Complete step-by-step answer:
Clearly, the given sequence is an Arithmetic Progression (A.P.).
As we know the $ nth $ term of an A.P. is $ {a_n} = a + (n - 1)d $
where $ a $ is the first term, $ d $ is the common constant difference
So, the $ 7th $ term of the A.P. will be $ {a_7} $
In our sequence first term $ a = 3 $
According to the question we have to find the value of terms which would be $ {a_3} $ , $ {a_3} $ , $ {a_4} $ , $ {a_5} $ , $ {a_6} $ .

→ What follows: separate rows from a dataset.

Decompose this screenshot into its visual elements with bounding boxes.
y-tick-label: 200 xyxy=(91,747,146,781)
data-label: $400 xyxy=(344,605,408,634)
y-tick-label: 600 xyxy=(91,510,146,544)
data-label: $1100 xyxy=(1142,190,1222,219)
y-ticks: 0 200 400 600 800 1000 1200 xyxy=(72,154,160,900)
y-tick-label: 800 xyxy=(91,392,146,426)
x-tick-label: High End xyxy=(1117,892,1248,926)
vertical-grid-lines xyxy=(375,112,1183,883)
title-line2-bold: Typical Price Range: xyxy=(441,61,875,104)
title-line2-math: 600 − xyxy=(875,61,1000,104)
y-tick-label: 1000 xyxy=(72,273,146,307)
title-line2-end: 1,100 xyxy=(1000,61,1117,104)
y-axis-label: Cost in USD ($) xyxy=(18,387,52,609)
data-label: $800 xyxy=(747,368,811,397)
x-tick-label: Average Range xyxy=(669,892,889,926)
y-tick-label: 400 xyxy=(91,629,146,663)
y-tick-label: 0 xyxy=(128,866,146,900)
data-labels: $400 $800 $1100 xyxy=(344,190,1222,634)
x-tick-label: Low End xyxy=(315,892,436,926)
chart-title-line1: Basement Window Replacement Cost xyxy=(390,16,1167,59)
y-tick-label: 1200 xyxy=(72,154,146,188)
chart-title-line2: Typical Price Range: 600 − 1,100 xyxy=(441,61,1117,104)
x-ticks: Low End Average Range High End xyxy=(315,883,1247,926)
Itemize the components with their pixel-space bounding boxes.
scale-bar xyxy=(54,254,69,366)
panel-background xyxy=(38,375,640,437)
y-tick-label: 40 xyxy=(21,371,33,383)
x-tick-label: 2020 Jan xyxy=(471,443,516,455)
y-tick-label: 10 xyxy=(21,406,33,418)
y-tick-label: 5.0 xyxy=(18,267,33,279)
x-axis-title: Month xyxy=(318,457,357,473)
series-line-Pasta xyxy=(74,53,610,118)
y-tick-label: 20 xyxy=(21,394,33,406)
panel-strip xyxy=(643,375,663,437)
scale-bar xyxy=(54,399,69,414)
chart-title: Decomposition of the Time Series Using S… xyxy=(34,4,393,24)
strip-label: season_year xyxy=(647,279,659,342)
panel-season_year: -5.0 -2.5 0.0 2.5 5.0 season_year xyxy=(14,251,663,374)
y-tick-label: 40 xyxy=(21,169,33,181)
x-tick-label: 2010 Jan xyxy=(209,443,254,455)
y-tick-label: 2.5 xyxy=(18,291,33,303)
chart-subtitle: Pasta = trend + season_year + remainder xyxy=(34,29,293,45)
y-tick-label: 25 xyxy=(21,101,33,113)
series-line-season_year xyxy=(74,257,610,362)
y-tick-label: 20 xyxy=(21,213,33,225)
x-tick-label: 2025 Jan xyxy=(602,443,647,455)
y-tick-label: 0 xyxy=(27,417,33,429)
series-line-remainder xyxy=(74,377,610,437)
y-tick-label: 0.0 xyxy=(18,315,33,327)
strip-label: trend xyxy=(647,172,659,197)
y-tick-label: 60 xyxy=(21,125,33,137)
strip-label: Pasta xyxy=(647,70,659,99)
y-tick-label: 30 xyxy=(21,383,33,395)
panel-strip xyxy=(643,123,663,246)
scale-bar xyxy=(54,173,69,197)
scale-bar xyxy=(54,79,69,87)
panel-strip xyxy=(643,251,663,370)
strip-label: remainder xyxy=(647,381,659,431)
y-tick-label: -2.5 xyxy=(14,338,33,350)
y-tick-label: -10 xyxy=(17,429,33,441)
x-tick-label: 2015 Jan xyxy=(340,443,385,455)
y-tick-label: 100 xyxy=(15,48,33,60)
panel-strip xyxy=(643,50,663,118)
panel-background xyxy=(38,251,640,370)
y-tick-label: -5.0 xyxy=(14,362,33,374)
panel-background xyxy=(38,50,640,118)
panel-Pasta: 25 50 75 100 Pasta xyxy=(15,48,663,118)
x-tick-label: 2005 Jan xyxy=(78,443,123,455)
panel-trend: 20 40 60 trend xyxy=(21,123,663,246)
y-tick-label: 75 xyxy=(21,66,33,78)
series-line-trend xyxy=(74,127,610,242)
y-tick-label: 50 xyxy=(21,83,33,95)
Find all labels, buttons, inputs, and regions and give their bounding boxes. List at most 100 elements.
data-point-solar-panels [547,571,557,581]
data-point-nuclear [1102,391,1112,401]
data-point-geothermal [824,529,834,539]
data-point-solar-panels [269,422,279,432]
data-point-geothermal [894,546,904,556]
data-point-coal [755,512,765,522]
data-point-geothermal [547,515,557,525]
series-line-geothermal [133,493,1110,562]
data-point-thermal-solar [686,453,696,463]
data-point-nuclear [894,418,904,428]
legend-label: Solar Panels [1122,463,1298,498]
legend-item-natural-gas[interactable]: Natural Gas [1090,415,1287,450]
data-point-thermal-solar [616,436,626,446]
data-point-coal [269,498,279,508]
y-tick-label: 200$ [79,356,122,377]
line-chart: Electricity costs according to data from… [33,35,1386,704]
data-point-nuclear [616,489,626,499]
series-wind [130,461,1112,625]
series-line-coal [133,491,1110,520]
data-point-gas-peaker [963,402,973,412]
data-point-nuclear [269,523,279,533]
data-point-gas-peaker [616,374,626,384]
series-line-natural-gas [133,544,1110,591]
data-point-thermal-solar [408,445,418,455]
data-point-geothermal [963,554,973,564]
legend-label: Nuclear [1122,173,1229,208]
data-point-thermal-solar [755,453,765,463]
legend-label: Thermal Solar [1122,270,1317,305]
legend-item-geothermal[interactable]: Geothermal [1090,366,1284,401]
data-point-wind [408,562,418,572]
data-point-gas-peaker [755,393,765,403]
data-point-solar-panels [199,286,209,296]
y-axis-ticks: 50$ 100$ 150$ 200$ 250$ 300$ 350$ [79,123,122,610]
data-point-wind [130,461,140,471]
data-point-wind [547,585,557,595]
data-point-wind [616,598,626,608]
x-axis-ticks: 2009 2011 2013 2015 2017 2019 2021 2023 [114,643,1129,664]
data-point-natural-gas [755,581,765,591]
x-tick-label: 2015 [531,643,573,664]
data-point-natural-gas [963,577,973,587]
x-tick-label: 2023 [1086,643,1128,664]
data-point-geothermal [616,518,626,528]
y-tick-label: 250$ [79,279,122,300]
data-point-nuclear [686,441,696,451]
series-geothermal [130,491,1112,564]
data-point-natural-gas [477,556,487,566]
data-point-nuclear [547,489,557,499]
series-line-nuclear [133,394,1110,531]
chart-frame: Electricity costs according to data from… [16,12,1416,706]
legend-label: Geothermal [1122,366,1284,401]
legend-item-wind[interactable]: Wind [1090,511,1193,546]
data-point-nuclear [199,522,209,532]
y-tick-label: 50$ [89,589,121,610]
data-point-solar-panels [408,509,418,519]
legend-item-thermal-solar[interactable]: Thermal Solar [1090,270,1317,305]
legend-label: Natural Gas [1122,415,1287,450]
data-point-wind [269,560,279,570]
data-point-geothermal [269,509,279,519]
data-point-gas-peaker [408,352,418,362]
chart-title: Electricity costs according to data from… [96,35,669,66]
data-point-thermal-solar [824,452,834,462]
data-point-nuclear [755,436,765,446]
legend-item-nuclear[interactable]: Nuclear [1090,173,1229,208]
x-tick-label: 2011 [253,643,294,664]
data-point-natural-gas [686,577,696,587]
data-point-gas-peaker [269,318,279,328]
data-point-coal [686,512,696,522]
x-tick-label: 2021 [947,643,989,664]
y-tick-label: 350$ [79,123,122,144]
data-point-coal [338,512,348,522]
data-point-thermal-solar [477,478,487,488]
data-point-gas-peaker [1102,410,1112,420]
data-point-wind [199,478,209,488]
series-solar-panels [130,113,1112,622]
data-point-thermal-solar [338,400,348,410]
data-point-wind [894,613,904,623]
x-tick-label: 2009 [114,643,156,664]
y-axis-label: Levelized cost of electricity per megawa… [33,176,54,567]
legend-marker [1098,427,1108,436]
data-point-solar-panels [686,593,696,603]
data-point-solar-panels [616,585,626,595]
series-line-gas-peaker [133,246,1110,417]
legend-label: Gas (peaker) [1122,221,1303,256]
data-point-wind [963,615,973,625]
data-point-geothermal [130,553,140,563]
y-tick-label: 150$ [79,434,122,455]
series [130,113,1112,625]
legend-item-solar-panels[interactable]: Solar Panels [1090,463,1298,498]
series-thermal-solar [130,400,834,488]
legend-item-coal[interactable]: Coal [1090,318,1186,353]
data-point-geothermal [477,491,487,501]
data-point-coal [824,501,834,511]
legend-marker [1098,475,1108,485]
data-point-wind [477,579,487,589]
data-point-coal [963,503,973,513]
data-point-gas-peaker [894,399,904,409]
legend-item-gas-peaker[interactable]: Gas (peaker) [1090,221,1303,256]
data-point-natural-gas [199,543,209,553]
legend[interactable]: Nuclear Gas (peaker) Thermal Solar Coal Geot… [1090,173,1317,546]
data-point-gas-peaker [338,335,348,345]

Now putting the values of $ n,a\,and\,d $ in the $ nth $ term of A.P. we get
 $
  {a_n} = a + (n - 1)d \\
  {a_7} = 3 + (7 - 1)(d) \\
  27 = 3 + (6)(d) \\
  27 - 3 = 6d \\
  24 = 6d \\
  \dfrac{{24}}{6} = \dfrac{{6d}}{6} \\
  4 = d \\
   = > d = 4 \;
 $
Therefore, $ d $ (common difference) is equal to $ 4 $ .
Now, for next term that is $ n = 2 $ , put the values of $ n,a\,and\,d $ in the $ nth $ term of A.P. we get:
 $
 \Rightarrow {a_2} = a + d \\
  {a_2} = 3 + 4 \\
  {a_2} = 7 \;
 $
Now, for next term that is $ n = 3 $ , put the values of $ n,{a_2}\,and\,d $ in the $ nth $ term of A.P. we get:
 $
 \Rightarrow {a_3} = {a_2} + d \\
  {a_3} = 7 + 4 \\
  {a_3} = 11 \;
 $
Now, for next term that is $ n = 4 $ , put the values of $ n,{a_3}and\,d $ in the $ nth $ term of A.P. we get:
$
 \Rightarrow {a_4} = {a_3} + d \\
  {a_4} = 11 + 4 \\
  {a_4} = 15 \;
 $
Now, for next term that is $ n = 5 $ , put the values of $ n,{a_4}\,and\,d $ in the $ nth $ term of A.P. we get:
 $
 \Rightarrow {a_5} = {a_4} + d \\
  {a_5} = 15 + 4 \\
  {a_5} = 19 \;
 $
Now, for next term that is $ n = 6 $ , put the values of $ n,{a_5}\,and\,d $ in the $ nth $ term of A.P. we get:
 $
 \Rightarrow {a_6} = {a_5} + d \\
  {a_6} = 19 + 4 \\
  {a_6} = 23 \;
 $
Hence, the Arithmetic means of the sequence 3,_,_,_,_,_,27 are $ 7,11,15,19,23 $ .
So, the correct answer is “ $ 7,11,15,19,23 $ ”.

Note: 1.Don’t forgot to cross-check your answer.
2.The difference between any two consecutive terms in an A.P. is always the same and if it is not the same, then the given series is not an A.P.
3. $ (n - 1) $ is nothing but the position of term in the sequence.